Connections to Other Work
-
Inverse dynamics in self-supervised learning: Draws on Pathak et al. [2017, ICML] (curiosity-driven exploration via inverse dynamics) and Baker et al. [2022, NeurIPS] (VPT — learning to act by watching videos). The key principle: predicting actions between consecutive states yields representations focused on controllable aspects of the environment while filtering out task-irrelevant distractors.
-
DiWA [Chandra et al., 2025]: WAM’s most direct baseline. DiWA uses DreamerV2 + DiffusionMLP + PPO fine-tuning. WAM replaces only the world model (DreamerV2 → WAM) while keeping the identical policy and training pipeline, making the comparison clean.
-
DITTO [DeMoss et al., 2025]: Optimizes a distance metric in a frozen world model’s latent space for offline IL. WAM’s improved representations could directly benefit DITTO.
-
DreamingV2 [Okada & Taniguchi, 2022]: The generation quality baseline (DreamerV2 trained for 2M steps without reconstruction). WAM outperforms it on all metrics with 8.7x fewer steps.
-
Action-conditional vs action-predictive: The distinction between treating actions as conditioning inputs (standard world models) vs. jointly predicting them (WAM) parallels the broader trend in representation learning from label-conditional to label-predictive objectives.

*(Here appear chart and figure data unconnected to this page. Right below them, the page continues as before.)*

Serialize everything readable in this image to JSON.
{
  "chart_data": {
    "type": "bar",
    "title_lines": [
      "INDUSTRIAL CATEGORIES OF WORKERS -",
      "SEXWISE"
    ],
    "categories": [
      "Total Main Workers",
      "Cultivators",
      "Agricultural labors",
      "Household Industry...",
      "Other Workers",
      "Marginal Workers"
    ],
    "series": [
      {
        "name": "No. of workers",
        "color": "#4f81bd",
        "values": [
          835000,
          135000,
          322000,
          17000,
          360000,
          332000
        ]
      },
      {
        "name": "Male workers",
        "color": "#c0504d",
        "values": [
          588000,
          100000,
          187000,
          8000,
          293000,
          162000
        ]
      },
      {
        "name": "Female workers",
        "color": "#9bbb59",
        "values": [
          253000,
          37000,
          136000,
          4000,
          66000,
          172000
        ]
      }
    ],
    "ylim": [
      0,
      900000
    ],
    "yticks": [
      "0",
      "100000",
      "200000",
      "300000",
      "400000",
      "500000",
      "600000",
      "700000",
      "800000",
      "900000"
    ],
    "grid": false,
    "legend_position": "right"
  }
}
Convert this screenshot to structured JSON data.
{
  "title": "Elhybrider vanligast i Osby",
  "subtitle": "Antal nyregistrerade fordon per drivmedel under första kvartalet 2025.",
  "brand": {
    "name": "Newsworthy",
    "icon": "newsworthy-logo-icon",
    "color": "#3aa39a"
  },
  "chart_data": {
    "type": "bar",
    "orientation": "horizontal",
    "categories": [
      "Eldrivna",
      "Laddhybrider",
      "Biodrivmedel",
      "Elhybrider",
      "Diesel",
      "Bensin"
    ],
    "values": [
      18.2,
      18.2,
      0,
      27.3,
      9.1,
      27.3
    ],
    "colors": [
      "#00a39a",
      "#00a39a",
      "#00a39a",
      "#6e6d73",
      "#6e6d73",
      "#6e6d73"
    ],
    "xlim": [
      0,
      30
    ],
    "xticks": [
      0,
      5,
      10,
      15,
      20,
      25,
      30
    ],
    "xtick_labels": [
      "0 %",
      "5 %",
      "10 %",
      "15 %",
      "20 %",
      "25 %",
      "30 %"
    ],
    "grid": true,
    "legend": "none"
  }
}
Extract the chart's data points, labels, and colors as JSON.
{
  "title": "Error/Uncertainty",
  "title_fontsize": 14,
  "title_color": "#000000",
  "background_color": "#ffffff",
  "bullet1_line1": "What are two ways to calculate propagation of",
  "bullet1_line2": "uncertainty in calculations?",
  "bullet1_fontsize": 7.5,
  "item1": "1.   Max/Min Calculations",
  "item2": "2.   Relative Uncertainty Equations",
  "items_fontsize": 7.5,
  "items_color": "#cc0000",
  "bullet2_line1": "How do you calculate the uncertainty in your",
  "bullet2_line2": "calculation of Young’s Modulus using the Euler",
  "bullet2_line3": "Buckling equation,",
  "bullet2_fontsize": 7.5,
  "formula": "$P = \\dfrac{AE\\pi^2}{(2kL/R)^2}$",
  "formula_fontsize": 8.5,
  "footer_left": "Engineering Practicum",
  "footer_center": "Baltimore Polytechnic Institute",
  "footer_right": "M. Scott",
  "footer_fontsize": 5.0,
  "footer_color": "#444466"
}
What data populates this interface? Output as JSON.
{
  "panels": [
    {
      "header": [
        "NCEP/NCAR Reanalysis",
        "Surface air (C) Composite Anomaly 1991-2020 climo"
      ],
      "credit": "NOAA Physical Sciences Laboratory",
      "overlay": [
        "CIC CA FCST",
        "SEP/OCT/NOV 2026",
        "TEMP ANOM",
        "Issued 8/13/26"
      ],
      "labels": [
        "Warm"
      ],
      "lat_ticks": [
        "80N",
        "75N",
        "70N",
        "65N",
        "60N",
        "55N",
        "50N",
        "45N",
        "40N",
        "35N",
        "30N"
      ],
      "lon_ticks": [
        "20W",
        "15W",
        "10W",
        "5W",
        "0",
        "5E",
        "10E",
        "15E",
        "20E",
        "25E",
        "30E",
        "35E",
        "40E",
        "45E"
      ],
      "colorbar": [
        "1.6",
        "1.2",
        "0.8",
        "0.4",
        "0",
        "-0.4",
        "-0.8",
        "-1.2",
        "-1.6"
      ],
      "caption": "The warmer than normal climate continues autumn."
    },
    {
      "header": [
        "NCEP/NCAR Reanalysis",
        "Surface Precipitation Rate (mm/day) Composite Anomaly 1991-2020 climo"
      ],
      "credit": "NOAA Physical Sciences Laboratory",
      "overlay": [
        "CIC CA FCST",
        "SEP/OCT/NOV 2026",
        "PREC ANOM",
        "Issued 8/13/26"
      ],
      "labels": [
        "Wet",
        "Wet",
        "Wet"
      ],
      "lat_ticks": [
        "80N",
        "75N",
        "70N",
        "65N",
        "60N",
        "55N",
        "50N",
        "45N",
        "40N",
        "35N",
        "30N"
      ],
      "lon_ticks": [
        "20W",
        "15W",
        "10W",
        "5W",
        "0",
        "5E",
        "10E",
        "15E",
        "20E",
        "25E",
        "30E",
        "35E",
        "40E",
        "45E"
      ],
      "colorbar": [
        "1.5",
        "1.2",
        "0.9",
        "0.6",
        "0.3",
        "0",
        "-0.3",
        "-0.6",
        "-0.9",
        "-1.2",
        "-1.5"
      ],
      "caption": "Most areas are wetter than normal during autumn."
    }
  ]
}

Limitations and Open Questions
- Single benchmark: Evaluation is limited to CALVIN (8 tabletop tasks). Generalization to other manipulation benchmarks (LIBERO, RLBench), locomotion, or real robots is untested.
- Hardware not specified: No GPU type or wall-clock training time is reported, making exact computational cost comparisons difficult.
- No code release: The paper lacks an official implementation.
- Abstract vs. body inconsistency: The abstract reports BC averages of 59.4% → 71.2%, while the body/conclusion reports 45.8% → 61.7%. The table data (45.8%, 61.7%) matches the conclusion text.
- Action loss weight sensitivity: $\lambda_{act} = 1000.0$ is very large relative to other weights. The paper states these were “carefully tuned” but does not provide an ablation over this value.
- No ablation study on head design: The paper does not compare the 3-layer MLP against simpler (linear) or more complex (deeper, attention-based) inverse dynamics heads.